Mais le protestantisme est véritablement né avec Luther, promu, contre son gré, père spirituel des Eglises de la Réforme, quand il décide de dire tout haut ce que les gens pensent tout bas. Le 31 octobre 1517, il affiche 95 thèses à la porte de la chapelle du couvent de Wittenberg, où il est moine, pour dénoncer ce qu’il considère comme un véritable trafic : la vente des indulgences qui permettent de remettre une peine qui a été infligée à un fidèle à la suite d’une faute considérée comme un péché. Il estime que ces pratiques donnent aux fidèles une idée fausse des moyens de leur salut. A quoi sert en effet l’Evangile s’il suffit, pour assurer son salut, de mettre la main à son portefeuille ? Pour Luther, aux yeux de Dieu, l’homme est rendu juste par sa foi, uniquement par elle et indépendamment de ses œuvres, de sa conduite morale et de son attachement aux dogmes et aux rites de l’Eglise. « Sola Fide », par la foi seule, est l’un des grands principes fondateurs de la Réforme.Les grands principes protestants A la suite de Luther, Calvin et Zwingli, les réformés affirment la priorité de la lecture et de l’interprétation personnelles de la Bible, préconisent la liberté complète de la conscience contre toutes les formes d’autoritarisme, rejettent toute hiérarchie et toute infaillibilité dans l’Eglise, placent sur pied d’égalité pasteurs et laïcs autorisés à célébrer le culte et les sacrements ; ils prient Dieu et le Christ mais n’invoquent ni Marie ni les saints, et considèrent que l’amour fraternel est la réponse désintéressée à l’amour que Dieu porte à tout être.

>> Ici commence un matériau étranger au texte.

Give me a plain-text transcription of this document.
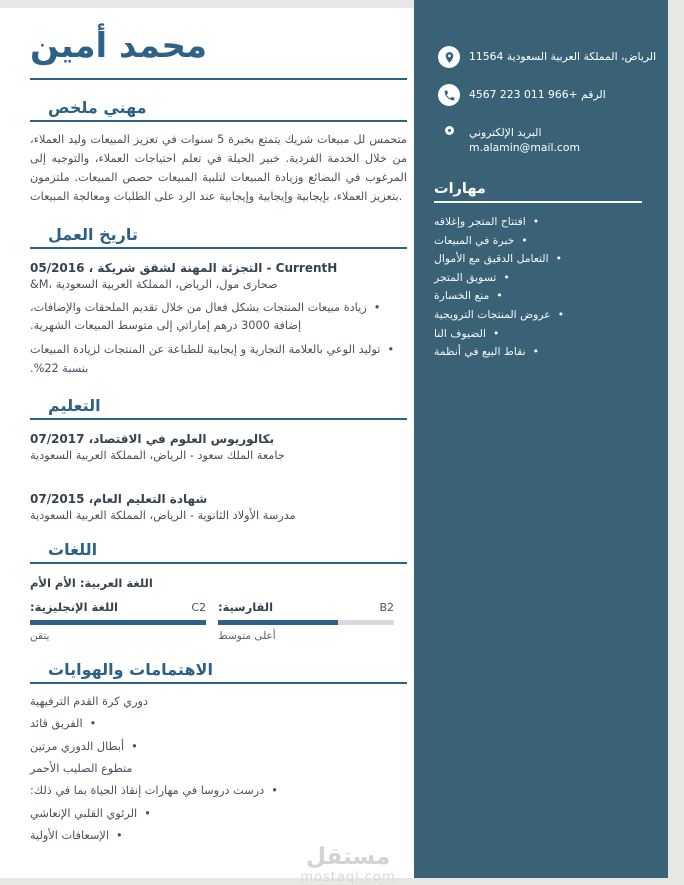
محمد أمين
مهني ملخص

متحمس لل مبيعات شريك يتمتع بخبرة 5 سنوات في تعزيز المبيعات وليد العملاء، من خلال الخدمة الفردية. خبير الحيلة في تعلم احتياجات العملاء، والتوجيه إلى المرغوب في البضائع وزيادة المبيعات لتلبية المبيعات حصص المبيعات. ملتزمون بتعزيز العملاء، بإيجابية وإيجابية وإيجابية عند الرد على الطلبات ومعالجة المبيعات.

تاريخ العمل
05/2016 ، التجزئة المهنة لشقق شريكة - CurrentH
&M، صحارى مول، الرياض، المملكة العربية السعودية
• زيادة مبيعات المنتجات بشكل فعال من خلال تقديم الملحقات والإضافات، إضافة 3000 درهم إماراتي إلى متوسط المبيعات الشهرية.
• توليد الوعي بالعلامة التجارية و إيجابية للطباعة عن المنتجات لزيادة المبيعات بنسبة 22%.
التعليم
بكالوريوس العلوم في الاقتصاد، 07/2017
جامعة الملك سعود - الرياض، المملكة العربية السعودية
شهادة التعليم العام، 07/2015
مدرسة الأولاد الثانوية - الرياض، المملكة العربية السعودية
اللغات
اللغة العربية: الأم الأم
اللغة الإنجليزية:	C2
يتقن
الفارسية:	B2
أعلى متوسط
الاهتمامات والهوايات
دوري كرة القدم الترفيهية
• الفريق قائد
• أبطال الدوري مرتين
متطوع الصليب الأحمر
• درست دروسا في مهارات إنقاذ الحياة بما في ذلك:
• الرئوي القلبي الإنعاشي
• الإسعافات الأولية
الرياض، المملكة العربية السعودية 11564
الرقم +966 011 223 4567
البريد الإلكتروني
m.alamin@mail.com
مهارات
• افتتاح المتجر وإغلاقه
• خبرة في المبيعات
• التعامل الدقيق مع الأموال
• تسويق المتجر
• منع الخسارة
• عروض المنتجات الترويجية
• الضيوف النا
• نقاط البيع في أنظمة
مستقل
mostaql.com
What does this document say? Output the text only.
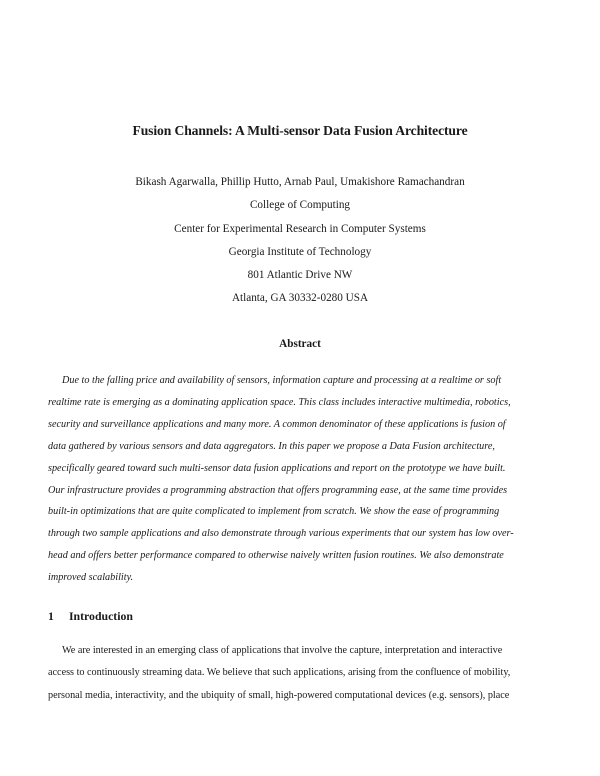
Fusion Channels: A Multi-sensor Data Fusion Architecture
Bikash Agarwalla, Phillip Hutto, Arnab Paul, Umakishore Ramachandran
College of Computing
Center for Experimental Research in Computer Systems
Georgia Institute of Technology
801 Atlantic Drive NW
Atlanta, GA 30332-0280 USA
Abstract
Due to the falling price and availability of sensors, information capture and processing at a realtime or soft
realtime rate is emerging as a dominating application space. This class includes interactive multimedia, robotics,
security and surveillance applications and many more. A common denominator of these applications is fusion of
data gathered by various sensors and data aggregators. In this paper we propose a Data Fusion architecture,
specifically geared toward such multi-sensor data fusion applications and report on the prototype we have built.
Our infrastructure provides a programming abstraction that offers programming ease, at the same time provides
built-in optimizations that are quite complicated to implement from scratch. We show the ease of programming
through two sample applications and also demonstrate through various experiments that our system has low over-
head and offers better performance compared to otherwise naively written fusion routines. We also demonstrate
improved scalability.
1 Introduction
We are interested in an emerging class of applications that involve the capture, interpretation and interactive
access to continuously streaming data. We believe that such applications, arising from the confluence of mobility,
personal media, interactivity, and the ubiquity of small, high-powered computational devices (e.g. sensors), place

Au 19e siècle, les mouvements dits de Réveil (revival) apportent un regain de vitalité à l’Eglise qu’ils estiment endormie par trop d’habitude et par manque de foi et de piété. Ils invitent les fidèles à entrer dans une démarche de conversion personnelle. En cela, ils annoncent les mouvements pentecôtistes. Ces derniers s’organisent d’une manière distincte des Eglises protestantes traditionnelles, au point d’entretenir avec elles des relations difficiles et parfois conflictuelles. Ces Eglises, en plein essor aujourd’hui, ont renoué avec la piété primitive, appris à s’exprimer avec la voix du cœur et de l’émotion et adoptent en général une vision millénariste qui proclame qu’une ère nouvelle est sur le point de commencer.

Par son graphisme original, mêlant encadrés, textes d’auteurs et courts paragraphes, ce précis est d’une lecture aisée pour le néophyte. Il lui permet de naviguer avec simplicité en terre protestante, multiculturelle et diverse, sans se perdre dans le jargon religieux. Une approche à saluer pour sa rigueur et sa simplicité.

Comprendre le protestantisme, Geoffroy de Turckheim, 216 pages, 2006, Editions Eyrolles Pratique.